Given that I’m not currently a synthetic organic chemist, one can conclude that the experience showed me that I didn’t have what it takes to go down that path. Basically, I was not a good experimentalist when it came to synthetic chemistry. A good illustrative example of this was during the Aspartame synthesis project. In the middle of that project was a step which required azeotroping. Azeotroping is described in more detail by wikipedia, but long story short, the reaction mixture contained Acetic Acid (vinegar) and we needed to get rid of it.
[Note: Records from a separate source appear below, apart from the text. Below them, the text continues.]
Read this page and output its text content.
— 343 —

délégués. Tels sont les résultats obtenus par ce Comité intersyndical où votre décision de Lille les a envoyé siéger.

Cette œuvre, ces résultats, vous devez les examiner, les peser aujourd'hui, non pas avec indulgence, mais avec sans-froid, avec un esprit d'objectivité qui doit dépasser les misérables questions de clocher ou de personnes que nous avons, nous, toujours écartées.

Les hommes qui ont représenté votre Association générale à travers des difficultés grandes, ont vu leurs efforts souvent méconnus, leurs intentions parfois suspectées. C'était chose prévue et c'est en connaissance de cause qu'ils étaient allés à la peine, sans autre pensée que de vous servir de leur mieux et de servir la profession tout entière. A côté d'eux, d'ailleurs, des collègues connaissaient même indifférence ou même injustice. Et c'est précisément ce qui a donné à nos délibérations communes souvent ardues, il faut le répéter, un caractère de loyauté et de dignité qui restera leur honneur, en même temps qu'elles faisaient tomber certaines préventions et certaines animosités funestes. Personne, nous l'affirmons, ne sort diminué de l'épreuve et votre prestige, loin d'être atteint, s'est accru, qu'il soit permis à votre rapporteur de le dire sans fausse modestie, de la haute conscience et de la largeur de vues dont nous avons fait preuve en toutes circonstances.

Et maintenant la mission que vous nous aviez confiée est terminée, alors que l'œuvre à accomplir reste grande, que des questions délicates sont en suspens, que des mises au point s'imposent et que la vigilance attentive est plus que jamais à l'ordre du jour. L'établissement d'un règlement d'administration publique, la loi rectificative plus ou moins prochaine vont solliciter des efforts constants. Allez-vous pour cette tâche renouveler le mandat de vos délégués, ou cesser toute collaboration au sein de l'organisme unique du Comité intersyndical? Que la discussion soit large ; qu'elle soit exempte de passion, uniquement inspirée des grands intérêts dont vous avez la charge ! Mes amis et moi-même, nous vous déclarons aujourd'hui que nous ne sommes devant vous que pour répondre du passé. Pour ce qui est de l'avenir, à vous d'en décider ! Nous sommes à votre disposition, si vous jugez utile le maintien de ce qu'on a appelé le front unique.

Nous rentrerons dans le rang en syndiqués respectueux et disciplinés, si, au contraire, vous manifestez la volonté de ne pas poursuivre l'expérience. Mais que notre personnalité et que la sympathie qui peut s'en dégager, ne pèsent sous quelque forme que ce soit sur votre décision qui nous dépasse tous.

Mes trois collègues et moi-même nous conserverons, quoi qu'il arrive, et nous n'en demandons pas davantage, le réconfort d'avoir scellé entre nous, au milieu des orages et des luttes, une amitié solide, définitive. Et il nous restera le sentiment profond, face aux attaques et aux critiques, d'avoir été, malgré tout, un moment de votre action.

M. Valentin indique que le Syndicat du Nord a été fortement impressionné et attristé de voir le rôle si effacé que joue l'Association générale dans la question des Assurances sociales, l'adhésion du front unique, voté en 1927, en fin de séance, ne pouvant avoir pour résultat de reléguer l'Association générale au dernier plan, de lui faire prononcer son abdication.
Acetic acid does not boil off or evaporate readily, but heptane (C7H16) does and because heptane is known to azeotrope well with acetic acid, as in a mixture of acetic acid and heptane will boil/evaporate together well, one can eliminate the acetic acid by adding heptane.

I, the brilliant and attentive budding scholar that I was, made the mistake of adding HEXANE (not heptane) C6H14. And, while in principle hexane and heptane ought to be good replacements of one another, it experimentally did not work quite as well as one would hope — necessitating me to evaporate off an extra four equivalents of heptane. D. Zhao, wonderful friend that he is, hence dubbed me Mr. Hexane — and from that day forth, I labeled all of my tubes and flasks and vials “Mr. Hexane”.

And I never lost or misplaced another flask.